The Electricity and Petroleum Regulatory Authority (EPRA) has recovered 26,000 in the past three years, in a nationwide clampdown on illegal LPG refilling plants. According to the regulator, compliant brand owners lose about Ksh 1.2 billion annually to illegal facilities.

The losses stem from the inability of licensed brand owners to benefit from their investments in manufacturing cylinders. Through marketing their brands through advertisements, legitimate businesses incur losses as LPG cylinders released to the market are hardly returned for refilling.

The crackdown was conducted between June 2023 and June 2024 by a multi-agency team led by the Electricity and Petroleum Regulatory Authority (EPRA) in Nairobi, Mombasa, Nakuru, and Eldoret. A total of 32 LPG refill facilities were closed down as a result, with some having their LPG license suspended.

According to Daniel Kiptoo, Director General at EPRA said the impounded cylinders will be returned to brand owners to help increase the quantity of genuinely refilled LPG cylinders in the market. So far, the first batch of 6,000 LPG cylinders has been returned to their legitimate brand owners.
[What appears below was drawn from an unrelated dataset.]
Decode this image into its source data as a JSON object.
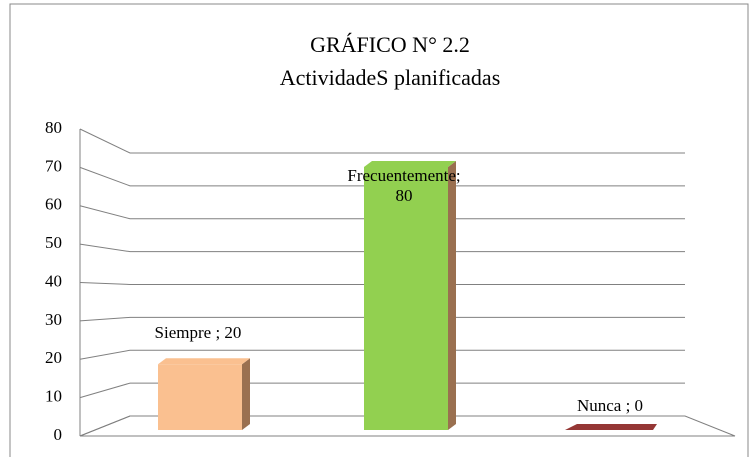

The decision comes days after a multi-agency team comprising EPRA officials and other government regulatory and enforcement agencies raided a home at Utidhini Area in Machakos County, where an illegal refilling plant was closed down. The multi-agency team impounded an LPG tanker, LPG refill equipment and an unassorted number of empty LPG cylinders lined up for refilling.

The raid also seized a mini-lorry loaded with refilled LPG cylinders ready for distribution to the market. Four people found at the premises have been arraigned before court to answer criminal charges of operating an illegal LPG cylinder refill plant. EPRA warned that any offending facility will see their LPG refill equipment impounded and LPG refill licences revoked.
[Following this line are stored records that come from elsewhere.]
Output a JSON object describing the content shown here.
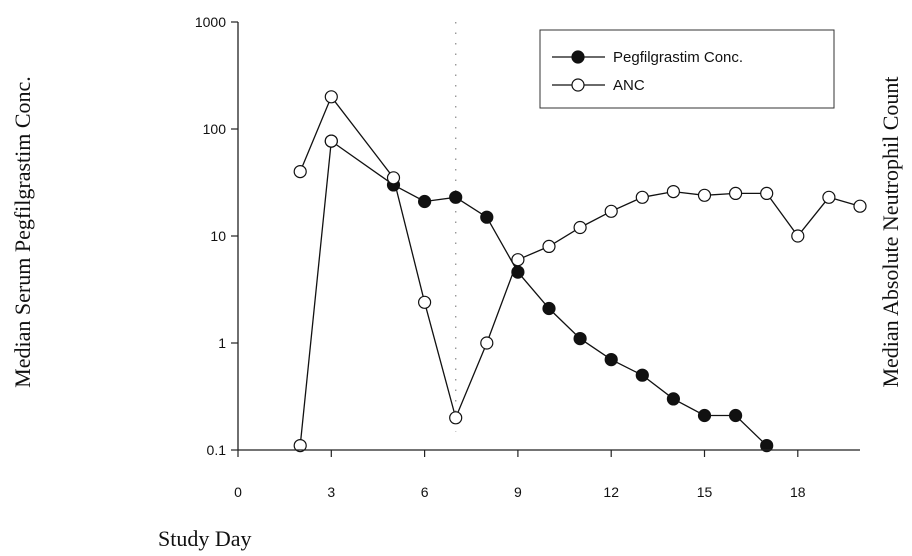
{
  "chart_data": {
    "type": "line",
    "title": "",
    "ylabel": "Median Serum Pegfilgrastim Conc.",
    "y2label": "Median Absolute Neutrophil Count",
    "xlabel": "Study Day",
    "xlim": [
      0,
      20
    ],
    "xticks": [
      0,
      3,
      6,
      9,
      12,
      15,
      18
    ],
    "xtick_labels": [
      "0",
      "3",
      "6",
      "9",
      "12",
      "15",
      "18"
    ],
    "yscale": "log",
    "ylim": [
      0.1,
      1000
    ],
    "yticks": [
      0.1,
      1,
      10,
      100,
      1000
    ],
    "ytick_labels": [
      "0.1",
      "1",
      "10",
      "100",
      "1000"
    ],
    "vline_x": 7,
    "grid": false,
    "legend_position": "top-right",
    "series": [
      {
        "name": "Pegfilgrastim Conc.",
        "marker": "filled-circle",
        "color": "#111111",
        "x": [
          3,
          5,
          6,
          7,
          8,
          9,
          10,
          11,
          12,
          13,
          14,
          15,
          16,
          17
        ],
        "y": [
          77,
          30,
          21,
          23,
          15,
          4.6,
          2.1,
          1.1,
          0.7,
          0.5,
          0.3,
          0.21,
          0.21,
          0.11
        ]
      },
      {
        "name": "ANC",
        "marker": "open-circle",
        "color": "#111111",
        "x": [
          2,
          3,
          5,
          6,
          7,
          8,
          9,
          10,
          11,
          12,
          13,
          14,
          15,
          16,
          17,
          18,
          19,
          20
        ],
        "y": [
          40,
          200,
          35,
          2.4,
          0.2,
          1.0,
          6,
          8,
          12,
          17,
          23,
          26,
          24,
          25,
          25,
          10,
          23,
          19
        ]
      },
      {
        "name": "",
        "marker": "open-circle",
        "color": "#111111",
        "x": [
          2,
          3
        ],
        "y": [
          0.11,
          77
        ]
      }
    ]
  }
}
According to the LPG regulations of 2009, it is prohibited to refill, rebrand, deface, or submit LPG cylinders belonging to another brand for maintenance. Similarly, every LPG refill business must possess their own registered brand of at least 5,000 LPG cylinders or possess a written agreement allowing them to conduct refill business using the branded LPG cylinders from registered brand owners.

EPRA’s latest Biannual Statistics Report shows tax waivers on LPG fuelled LPG consumption by eight% to stand at 360,594 metric tons. The use of LPG is set for triple-fold growth as the government implements the LPG Reticulation Project, which aims to install LPG reticulation kits in 5,000 public schools by the end of the year.